Welcome to the first of my posts on the Arts Council’s blog channel. This blog and the ones which follow will give me and others working here - and within the sector in general - a space to communicate our passion for arts and culture and to share some of our knowledge about current issues. It’s also a place for conversation and I’m looking forward to reading some of your thoughts on the topics we talk about.
We keep saying that the Arts Council is working to make the arts more sustainable and resilient – and we are. But this work is as much about the artists and individuals who are part of the arts and culture sector as it is about organisations.

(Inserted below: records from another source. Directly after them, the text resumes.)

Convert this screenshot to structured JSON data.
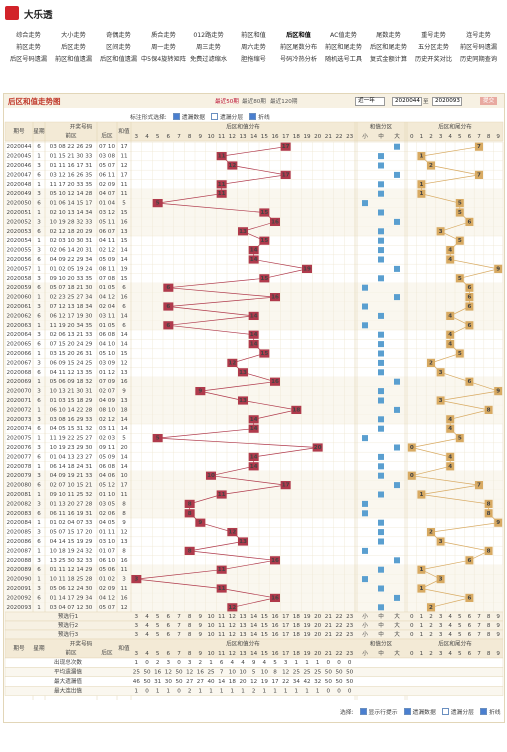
{
  "header": {
    "logo": "大乐透"
  },
  "nav": [
    "综合走势",
    "大小走势",
    "奇偶走势",
    "质合走势",
    "012路走势",
    "前区和值",
    "后区和值",
    "AC值走势",
    "尾数走势",
    "重号走势",
    "连号走势",
    "前区走势",
    "后区走势",
    "区间走势",
    "周一走势",
    "周三走势",
    "周六走势",
    "前区尾数分布",
    "前区和尾走势",
    "后区和尾走势",
    "五分区走势",
    "前区号码遗漏",
    "后区号码遗漏",
    "前区和值遗漏",
    "后区和值遗漏",
    "中5保4旋转矩阵",
    "免费过滤缩水",
    "胆拖缩号",
    "号码冷热分析",
    "随机选号工具",
    "复式金额计算",
    "历史开奖对比",
    "历史同期查询"
  ],
  "active_nav": 6,
  "panel": {
    "title": "后区和值走势图",
    "ranges": [
      "最近50期",
      "最近80期",
      "最近120期"
    ],
    "period_select": "近一年",
    "from": "2020044",
    "to_label": "至",
    "to": "2020093",
    "submit": "提交"
  },
  "options": {
    "label": "标注形式选择:",
    "items": [
      {
        "text": "遗漏数据",
        "checked": true
      },
      {
        "text": "遗漏分层",
        "checked": false
      },
      {
        "text": "折线",
        "checked": true
      }
    ]
  },
  "table": {
    "headers": {
      "issue": "期号",
      "week": "星期",
      "draw": "开奖号码",
      "front": "前区",
      "back": "后区",
      "sum": "和值",
      "sum_dist": "后区和值分布",
      "zone": "和值分区",
      "tail_dist": "后区和尾分布"
    },
    "sum_axis": [
      3,
      4,
      5,
      6,
      7,
      8,
      9,
      10,
      11,
      12,
      13,
      14,
      15,
      16,
      17,
      18,
      19,
      20,
      21,
      22,
      23
    ],
    "zones": [
      "小",
      "中",
      "大"
    ],
    "tail_axis": [
      0,
      1,
      2,
      3,
      4,
      5,
      6,
      7,
      8,
      9
    ],
    "issues": [
      "2020044",
      "2020045",
      "2020046",
      "2020047",
      "2020048",
      "2020049",
      "2020050",
      "2020051",
      "2020052",
      "2020053",
      "2020054",
      "2020055",
      "2020056",
      "2020057",
      "2020058",
      "2020059",
      "2020060",
      "2020061",
      "2020062",
      "2020063",
      "2020064",
      "2020065",
      "2020066",
      "2020067",
      "2020068",
      "2020069",
      "2020070",
      "2020071",
      "2020072",
      "2020073",
      "2020074",
      "2020075",
      "2020076",
      "2020077",
      "2020078",
      "2020079",
      "2020080",
      "2020081",
      "2020082",
      "2020083",
      "2020084",
      "2020085",
      "2020086",
      "2020087",
      "2020088",
      "2020089",
      "2020090",
      "2020091",
      "2020092",
      "2020093"
    ],
    "weeks": [
      6,
      1,
      3,
      6,
      1,
      3,
      6,
      1,
      3,
      6,
      1,
      3,
      6,
      1,
      3,
      6,
      1,
      3,
      6,
      1,
      3,
      6,
      1,
      3,
      6,
      1,
      3,
      6,
      1,
      3,
      6,
      1,
      3,
      6,
      1,
      3,
      6,
      1,
      3,
      6,
      1,
      3,
      6,
      1,
      3,
      6,
      1,
      3,
      6,
      1
    ],
    "fronts": [
      "03 08 22 26 29",
      "01 15 21 30 33",
      "01 11 16 17 31",
      "03 12 16 26 35",
      "11 17 20 33 35",
      "05 10 12 14 28",
      "01 06 14 15 17",
      "02 10 13 14 34",
      "10 19 28 32 33",
      "02 12 18 20 29",
      "02 03 10 30 31",
      "02 06 14 20 31",
      "04 09 22 29 34",
      "01 02 05 19 24",
      "09 10 20 33 35",
      "05 07 18 21 30",
      "02 23 25 27 34",
      "07 12 13 18 34",
      "06 12 17 19 30",
      "11 19 20 34 35",
      "02 06 13 21 33",
      "07 15 20 24 29",
      "03 15 20 26 31",
      "06 09 15 24 25",
      "04 11 12 13 35",
      "05 06 09 18 32",
      "10 13 21 30 31",
      "01 03 15 18 29",
      "06 10 14 22 28",
      "03 08 16 29 33",
      "04 05 15 31 32",
      "11 19 22 25 27",
      "10 19 23 29 30",
      "01 04 13 23 27",
      "06 14 18 24 31",
      "04 09 19 21 33",
      "02 07 10 15 21",
      "09 10 11 25 32",
      "01 13 20 27 28",
      "06 11 16 19 31",
      "01 02 04 07 33",
      "05 07 15 17 20",
      "04 14 15 19 29",
      "10 18 19 24 32",
      "13 25 30 32 33",
      "01 11 12 14 29",
      "10 11 18 25 28",
      "05 06 12 24 30",
      "01 14 17 29 34",
      "03 04 07 12 30"
    ],
    "backs": [
      "07 10",
      "03 08",
      "05 07",
      "06 11",
      "02 09",
      "04 07",
      "01 04",
      "03 12",
      "05 11",
      "06 07",
      "04 11",
      "02 12",
      "05 09",
      "08 11",
      "07 08",
      "01 05",
      "04 12",
      "02 04",
      "03 11",
      "01 05",
      "06 08",
      "04 10",
      "05 10",
      "03 09",
      "01 12",
      "07 09",
      "02 07",
      "04 09",
      "08 10",
      "02 12",
      "03 11",
      "02 03",
      "09 11",
      "05 09",
      "06 08",
      "04 06",
      "05 12",
      "01 10",
      "03 05",
      "02 06",
      "04 05",
      "01 11",
      "03 10",
      "01 07",
      "06 10",
      "05 06",
      "01 02",
      "02 09",
      "04 12",
      "05 07"
    ],
    "sums": [
      17,
      11,
      12,
      17,
      11,
      11,
      5,
      15,
      16,
      13,
      15,
      14,
      14,
      19,
      15,
      6,
      16,
      6,
      14,
      6,
      14,
      14,
      15,
      12,
      13,
      16,
      9,
      13,
      18,
      14,
      14,
      5,
      20,
      14,
      14,
      10,
      17,
      11,
      8,
      8,
      9,
      12,
      13,
      8,
      16,
      11,
      3,
      11,
      16,
      12
    ],
    "tails": [
      7,
      1,
      2,
      7,
      1,
      1,
      5,
      5,
      6,
      3,
      5,
      4,
      4,
      9,
      5,
      6,
      6,
      6,
      4,
      6,
      4,
      4,
      5,
      2,
      3,
      6,
      9,
      3,
      8,
      4,
      4,
      5,
      0,
      4,
      4,
      0,
      7,
      1,
      8,
      8,
      9,
      2,
      3,
      8,
      6,
      1,
      3,
      1,
      6,
      2
    ]
  },
  "preselect": [
    "预选行1",
    "预选行2",
    "预选行3"
  ],
  "stats": {
    "labels": [
      "出现总次数",
      "平均遗漏值",
      "最大遗漏值",
      "最大连出值"
    ],
    "rows": [
      [
        1,
        0,
        2,
        3,
        0,
        3,
        2,
        1,
        6,
        4,
        4,
        9,
        4,
        5,
        3,
        1,
        1,
        1,
        0,
        0,
        0
      ],
      [
        25,
        50,
        16,
        12,
        50,
        12,
        16,
        25,
        7,
        10,
        10,
        5,
        10,
        8,
        12,
        25,
        25,
        25,
        50,
        50,
        50
      ],
      [
        46,
        50,
        31,
        30,
        50,
        27,
        27,
        40,
        14,
        18,
        20,
        12,
        19,
        17,
        22,
        34,
        42,
        32,
        50,
        50,
        50
      ],
      [
        1,
        0,
        1,
        1,
        0,
        2,
        1,
        1,
        1,
        1,
        1,
        2,
        1,
        1,
        1,
        1,
        1,
        1,
        0,
        0,
        0
      ]
    ]
  },
  "footer": {
    "label": "选择:",
    "items": [
      {
        "text": "显示行提示",
        "checked": true
      },
      {
        "text": "遗漏数据",
        "checked": true
      },
      {
        "text": "遗漏分层",
        "checked": false
      },
      {
        "text": "折线",
        "checked": true
      }
    ]
  }
}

There’s no denying it’s a challenging time for everyone out there and individual artists need more help than ever. One area in particular where we’ve identified a need is in the commercial music sector. This isn’t a new area of work for us - we’ve been supporting talent development for many years through National Portfolio Organisations like Generator North East who are funded to do just that: develop new talent. There’s also our Grants for the arts funding which has helped projects like The Great Escape festival, which works to showcase emerging bands, to broaden its artistic offer. But we felt we could be doing more.
Here’s an interesting fact - the Association of Independent Music ‘s (AIM) 2012 Membership survey found that the two biggest challenges facing its members were access to finance and funding (39.7 per cent) and lack of time to concentrate on their projects (31 per cent).
These aren’t insurmountable obstacles but it’s something we learned more about while we researched the best way we could help artists in the commercial music sector. The result of all this work is a new programme that I’m pretty proud of: the Music industry talent development fund.
A few weeks ago we announced that PRS for Music Foundation will be delivering this programme and since then we’ve been inundated with calls and emails from excited musicians, managers and labels all keen to get involved and find out more.
The finer details, like the application process, are still being finalised and PRS for Music Foundation plan to launch in May. So a bit of a way to go yet, but all in all this is exciting news for breakthrough artists at a time when investment from multi-national record companies is less readily available.
The many emails and calls we’ve received have confirmed what we already knew: there’s a great hunger out there for this kind of support.
It’s a pilot scheme at the moment, but if we prove there’s a need it’s something I would want us to look to continue and expand – I hope in partnership with others. Many of us look across the Atlantic to the Canadians’ FACTOR fund for inspiration. It’s part-supported by commercial radio and has been ensuring Canadian talent gets a voice in a world where the most distinctive voices aren’t always the ones that rise straight to the top. There artists can spend several albums finding their voice, touring and just surviving before the international breakthrough moment happens. It means great artists like Justin Rutledge, who issues his fifth album this week, or Jenn Grant, on her fourth - can make great music on their own terms, and develop their artistic muse without the pressure of having only one shot for mega success. That’s the aspiration behind our new scheme.
I’m confident that the Music industry talent development fund is in the best possible hands. PRS for Music Foundation has a great track record of funding new music across all genres, as well as the knowledge, experience and network of contacts needed to reach artists that will benefit the most from what will be a fantastic opportunity to see their talent recognised.